By Perry Canet
In recent years, major flooding has occurred due to storms like Katrina and Sandy; and, this flooding has caused devastating property damage. Large flood events and legislative changes have added to mortgage servicers’ workload, as they must analyze mortgage portfolios to ensure they meet the Minimum Flood Insurance Requirement (MFIR) on mortgage loans within their portfolios. In determining the MFIR, the servicer must ascertain the appropriate amount of coverage without over-insuring the property.

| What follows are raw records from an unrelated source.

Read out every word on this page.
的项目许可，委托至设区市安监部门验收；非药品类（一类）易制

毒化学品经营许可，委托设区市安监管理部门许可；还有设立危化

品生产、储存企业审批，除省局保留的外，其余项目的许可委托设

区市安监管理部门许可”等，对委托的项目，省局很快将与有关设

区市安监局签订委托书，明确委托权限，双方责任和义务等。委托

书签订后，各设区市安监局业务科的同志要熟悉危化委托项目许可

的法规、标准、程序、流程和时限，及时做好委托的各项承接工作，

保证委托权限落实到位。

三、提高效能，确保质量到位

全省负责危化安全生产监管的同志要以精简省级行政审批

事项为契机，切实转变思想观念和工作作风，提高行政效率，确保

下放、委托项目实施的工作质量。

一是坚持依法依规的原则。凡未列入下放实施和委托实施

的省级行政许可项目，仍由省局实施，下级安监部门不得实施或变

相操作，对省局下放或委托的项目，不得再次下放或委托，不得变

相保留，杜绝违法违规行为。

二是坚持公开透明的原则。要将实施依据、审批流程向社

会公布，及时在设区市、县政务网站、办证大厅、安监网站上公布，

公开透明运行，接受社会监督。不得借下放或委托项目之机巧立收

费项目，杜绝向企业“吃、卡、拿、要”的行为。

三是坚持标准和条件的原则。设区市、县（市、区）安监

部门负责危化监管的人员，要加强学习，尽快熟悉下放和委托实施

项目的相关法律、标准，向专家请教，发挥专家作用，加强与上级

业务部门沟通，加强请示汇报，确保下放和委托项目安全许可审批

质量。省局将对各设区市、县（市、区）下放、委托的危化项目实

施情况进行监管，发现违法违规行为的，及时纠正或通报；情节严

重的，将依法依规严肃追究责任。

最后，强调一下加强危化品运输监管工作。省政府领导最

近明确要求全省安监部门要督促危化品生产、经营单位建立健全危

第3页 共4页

Many servicers are attempting to determine the MFIR on their own. The most problematic piece to determining MFIR is calculating a building’s insurable value. While the government has provided some guidance on how to calculate insurable value, not all mortgage servicers are implementing the guidance correctly. Some servicers are still using the appraised value or hazard coverage amounts to determine a building’s insurable value. This is not correct; a cost analysis approach is the only correct way to determine the MFIR. The risk to a servicer who does not use a cost analysis approach is substantial. The most recent flood legislation removed the annual cap on National Flood Insurance Program (NFIP) compliance fines. The cost to a servicer for non-compliance can now run into the millions of dollars.
Flood insurance miscalculations have drastic consequences, but mistakes can be avoided by focusing on the following three items when determining if you have a robust MFIR program in place:
Experienced Insurance Staff or Seek Outside Help
It is vital to identify and hire people with extensive flood insurance experience, knowledge of compliance issues and the proper skillset to determine insurable values. Having someone who is up to date on NFIP rules and regulations is extremely valuable when it comes to remaining in compliance. Personnel with this experience can help proactively prepare for an audit, as opposed to waiting until the government comes knocking.
In addition, it is important to find people that display high attention to detail and exceptional critical thinking skills. These employees are the first to notice discrepancies in data and who will proactively delve deeper to find solutions that save both servicers and borrowers money.
Alternatively, a servicer can choose to engage a reputable service provider with appropriate expertise in these areas
System of Best Practices
By establishing a clear process detailing how to best assess a MFIR, you can ensure that every borrower receives the same exceptional treatment and that no insurance compliance guideline is overlooked. For instance, it is necessary to find a valuation tool that will enable you to determine the value of a secured structure based on a cost analysis approach.
A clear system of best practices will also increase efficiency, allowing you to stay within the federally mandated reporting times. The faster the turn-time, the lower the cost to both you and the borrower. Partnerships with property preservation companies and major insurance carriers can also help in streamlining this process.
Whether the servicer chooses to perform these functions themselves or to outsource the MFIR determination, establishing a clear process is critical.
The NFIP updates and changes its rules and regulations frequently. In order to stay in compliance, you should be offering continuous training to all employees responsible for executing your flood insurance program on a regular basis. It is wise to mandate, at the minimum, yearly refresher courses and seminars so as to keep staff up-to-date.
If mortgage servicers fail to accurately assess MFIR, you are not only at risk of monetary penalties, but also of damaging your reputation in the servicing industry. By employing experienced staff or an expert service provider, implementing a system of best practices and emphasizing continuous education, servicers can properly calculate MFIR and protect their business.